Use four checks before sending audio anywhere:
| Check | Ask this before you record or upload |
|---|---|
| Consent | Are you allowed to record this conversation and send it to a transcription service? |
| Sensitivity | Does the audio include regulated, private, customer, legal, financial, medical, or workplace-confidential information? |
| Route ownership | Is this ChatGPT Record, OpenAI API, a third-party app, or an internal tool, and who controls retention and deletion? |
| Review | Who will verify names, numbers, speaker labels, quotations, and action items before the transcript is used? |
Reliability has a similar shape. A bad transcript can still look polished. If the audio has noise, crosstalk, accents, low volume, music, specialist vocabulary, or multiple speakers, do not let a clean summary hide uncertainty. Ask for uncertain terms to be marked. Compare important decisions against the audio. Use speaker labels only after checking them.
When transcription fails, change one variable at a time. Try a shorter file, a simpler format, a clean recording, a fresh session, another route, or the status page. If every clean test fails at once, service status may be the branch. If only one file fails, the file is probably the branch. If the ChatGPT product route fails but the API route works, the product surface is the branch, not "OpenAI transcription" as a whole.
FAQ
Can ChatGPT transcribe an MP3 file?
Do not treat ordinary ChatGPT file upload as the reliable MP3 transcription route. ChatGPT Record can transcribe audio captured in its supported app surface, and the OpenAI Audio API can transcribe uploaded audio files through the developer route. If you already have an MP3, use the Audio API or a trusted transcription tool unless your current ChatGPT session explicitly exposes a supported audio-file feature.
Is ChatGPT Record free?
OpenAI's Record help page checked on May 16, 2026 lists Plus, Pro, Business, Enterprise, and Edu workspaces, and says the feature is available in the macOS desktop app. That is a product-entitlement claim, not a permanent pricing promise. Recheck the Help Center before publishing exact plan or platform language in your own documentation.
Is voice dictation the same as transcription?
No.

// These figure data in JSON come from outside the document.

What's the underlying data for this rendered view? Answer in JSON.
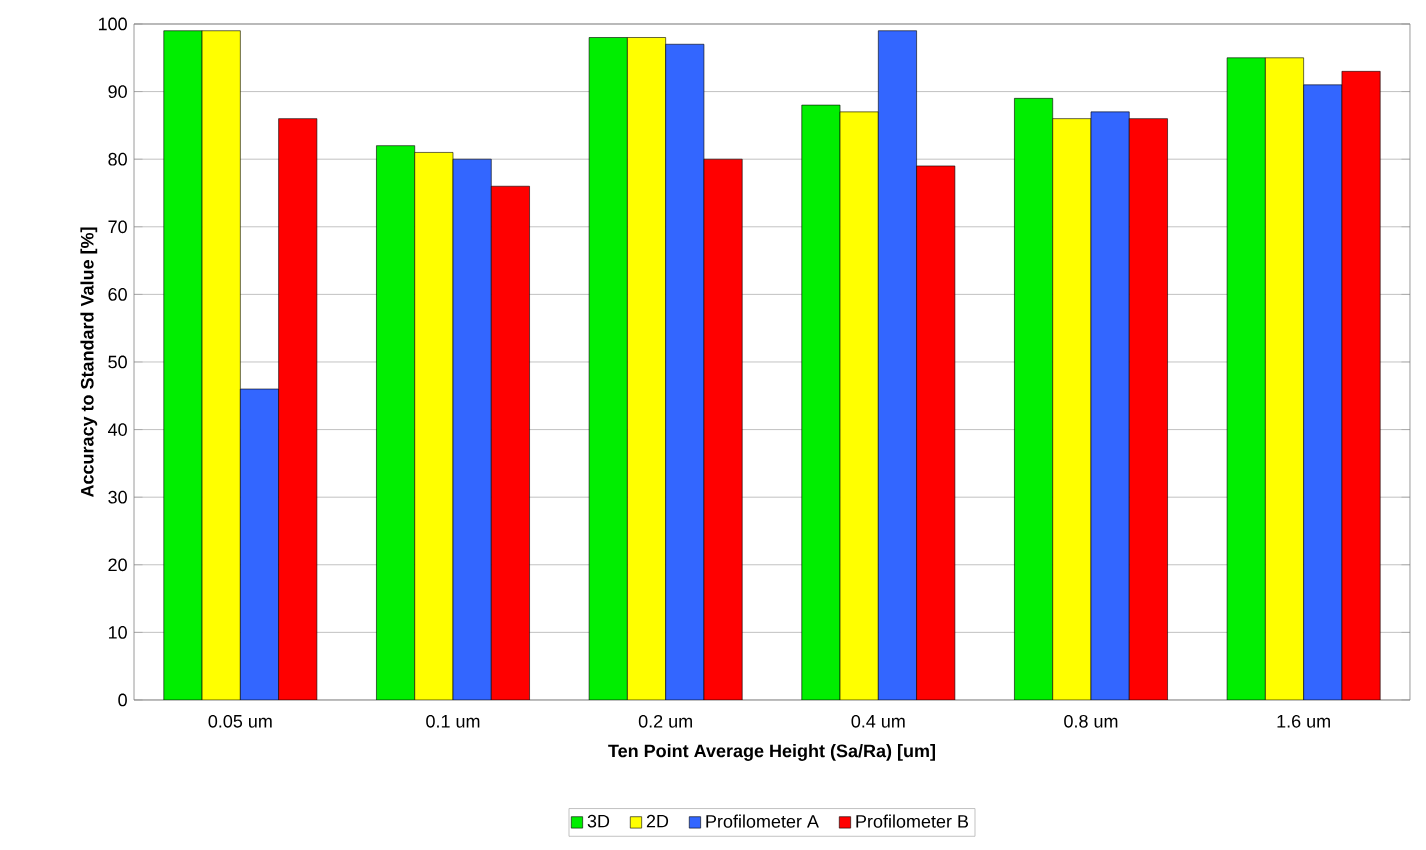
{
  "chart_data": {
    "type": "bar",
    "xlabel": "Ten Point Average Height (Sa/Ra) [um]",
    "ylabel": "Accuracy to Standard Value [%]",
    "categories": [
      "0.05 um",
      "0.1 um",
      "0.2 um",
      "0.4 um",
      "0.8 um",
      "1.6 um"
    ],
    "series": [
      {
        "name": "3D",
        "color": "#00ee00",
        "values": [
          99,
          82,
          98,
          88,
          89,
          95
        ]
      },
      {
        "name": "2D",
        "color": "#ffff00",
        "values": [
          99,
          81,
          98,
          87,
          86,
          95
        ]
      },
      {
        "name": "Profilometer A",
        "color": "#3366ff",
        "values": [
          46,
          80,
          97,
          99,
          87,
          91
        ]
      },
      {
        "name": "Profilometer B",
        "color": "#ff0000",
        "values": [
          86,
          76,
          80,
          79,
          86,
          93
        ]
      }
    ],
    "ylim": [
      0,
      100
    ],
    "yticks": [
      0,
      10,
      20,
      30,
      40,
      50,
      60,
      70,
      80,
      90,
      100
    ],
    "grid": "y",
    "legend": "bottom"
  }
}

Voice dictation turns your spoken prompt into text for the chat composer. Meeting transcription or file transcription turns a recording into a transcript, often with speaker, timestamp, or cleanup needs. Confusing dictation with transcription is one reason the simple "yes" answer misleads readers.
Which OpenAI model should developers use for transcription?
Start with the output requirement. Use a current gpt-4o transcription model when you want the newer speech-to-text route, consider the mini model when cost and speed matter, use the diarization model when speaker labels matter, and keep whisper-1 in mind when your workflow depends on older translation or timestamp behavior. Recheck the current speech-to-text guide because model names and parameter support can change.
Can OpenAI transcribe live audio?
Yes, but use the Realtime transcription route rather than the completed-file endpoint. Realtime transcription streams audio into a session and returns transcript events while the conversation continues. It is the right shape for captions, live assistant context, and in-app speech-to-text.
Can ChatGPT summarize an audio transcript?
Yes. Once the audio is text, ChatGPT can summarize, clean, translate, extract action items, draft emails, and help compare versions. Keep the route honest: summarizing a transcript is not the same as transcribing the original audio inside ChatGPT.
What should I do when transcription suddenly fails?
First identify the route. For ChatGPT Record, check app, workspace, microphone permissions, and OpenAI Status. For an existing file, check file format, length, size, and whether the route supports audio upload. For API calls, log the model, endpoint, response format, request time, and error. If multiple clean tests fail at the same time, check the live status page before changing the whole workflow.